Let’s start with the basics. Student loans are installment loans taken out by aspiring college students to help pay for a post-secondary education. That means you will get an agreed upon amount each semester. These loans can be used to obtain an undergraduate or graduate degree, or to fund tuition, room and board, books, travel or other living expenses.
4 Types of Student Loans
Several types of loans can be used for college education. Some loans are taken directly from the federal government and others through private institutions like Members 1st.
- Direct Subsidized
- This type of loan is taken directly from the federal government. The amount issued to a potential student is based on financial need, which is calculated after completing and submitting the Free Application for Federal Student Aid form or FAFSA form.
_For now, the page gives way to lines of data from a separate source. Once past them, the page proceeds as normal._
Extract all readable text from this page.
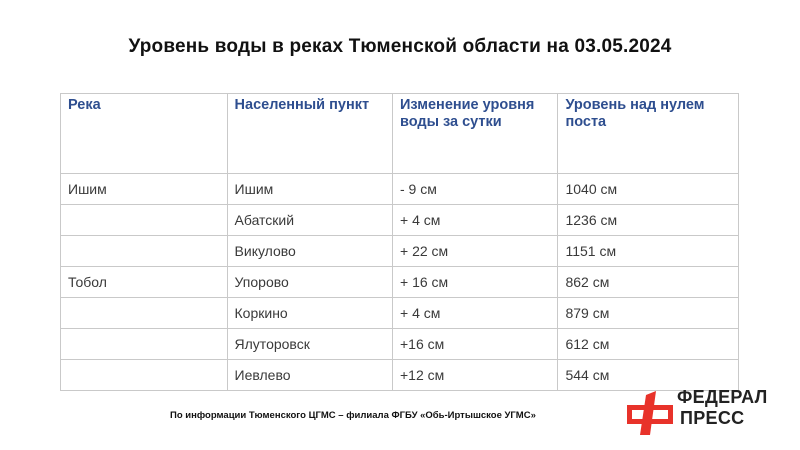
Уровень воды в реках Тюменской области на 03.05.2024
Река	Населенный пункт	Изменение уровня воды за сутки	Уровень над нулем поста
Ишим	Ишим	- 9 см	1040 см
	Абатский	+ 4 см	1236 см
	Викулово	+ 22 см	1151 см
Тобол	Упорово	+ 16 см	862 см
	Коркино	+ 4 см	879 см
	Ялуторовск	+16 см	612 см
	Иевлево	+12 см	544 см
По информации Тюменского ЦГМС – филиала ФГБУ «Обь-Иртышское УГМС»
ФЕДЕРАЛ
ПРЕСС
- A student must be enrolled at least part-time to qualify for this loan. The amount awarded varies but will not exceed financial need. The federal government pays for interest for this type of loan while a student is enrolled for at least half the time and six months after graduation. The amount is typically lower than the amount awarded for the next type of loan: direct unsubsidized.
- Direct Unsubsidized
- This loan is also taken from the federal government but is not based on financial need. Your school determines the amount you can borrow based on your cost of attendance and other financial aid you receive. Unlike subsidized loans, the interest is paid for by the student for the entirety of the loan period. This means the loan will gradually accrue interest from the first day it is awarded. Like subsidized loans, you are not required to make payments while enrolled in school at least half-time.
- Direct PLUS
- A Direct PLUS loan is usually referred to as a parent PLUS loan for undergraduate students and a grad PLUS loan for graduate students. These loans can be taken out in addition to the federal student loans you take out and are applied for by your parents. The maximum amount you can receive is the cost of attendance minus any other aid given.
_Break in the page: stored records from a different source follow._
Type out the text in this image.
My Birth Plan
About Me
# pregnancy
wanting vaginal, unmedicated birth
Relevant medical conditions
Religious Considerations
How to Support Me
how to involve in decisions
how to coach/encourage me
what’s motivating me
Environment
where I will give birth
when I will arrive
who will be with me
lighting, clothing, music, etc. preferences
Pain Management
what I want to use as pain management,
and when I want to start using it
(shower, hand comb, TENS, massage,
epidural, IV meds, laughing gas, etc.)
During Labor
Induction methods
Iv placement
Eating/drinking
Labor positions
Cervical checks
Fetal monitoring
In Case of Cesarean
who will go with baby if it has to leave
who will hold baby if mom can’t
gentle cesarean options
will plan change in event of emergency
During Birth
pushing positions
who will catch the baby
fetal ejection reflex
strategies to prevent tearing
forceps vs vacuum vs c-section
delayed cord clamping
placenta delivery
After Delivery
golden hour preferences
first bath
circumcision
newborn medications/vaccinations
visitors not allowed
- Private student loans are taken out from outside institutions like credit unions or other third-party loan providers. These types of loans are like any other loan you would secure for a house or car except they also allow you to begin paying them back after you drop below half-time enrollment at your institution. Similar to direct unsubsidized loans, private loans accrue interest from the start of the loan. Generally, private loans are accompanied by higher interest rates than federal loans.
Your Financial Wellness
Educating yourself on the different types of student loans that are available is the first step to ensuring your financial success after college graduation. Large loan amounts can seem very overwhelming but tackling your debt one step at a time can help. When it’s time to start paying off those loans, beginning with a budget and determining what payments you can afford to make is essential. There are several different repayment options available, so be sure to do your research. Look at interest rates and see if refinancing can help cut costs. If it fits into your budget, paying more than the monthly minimum can help shorten the term on your loan and boost your credit score.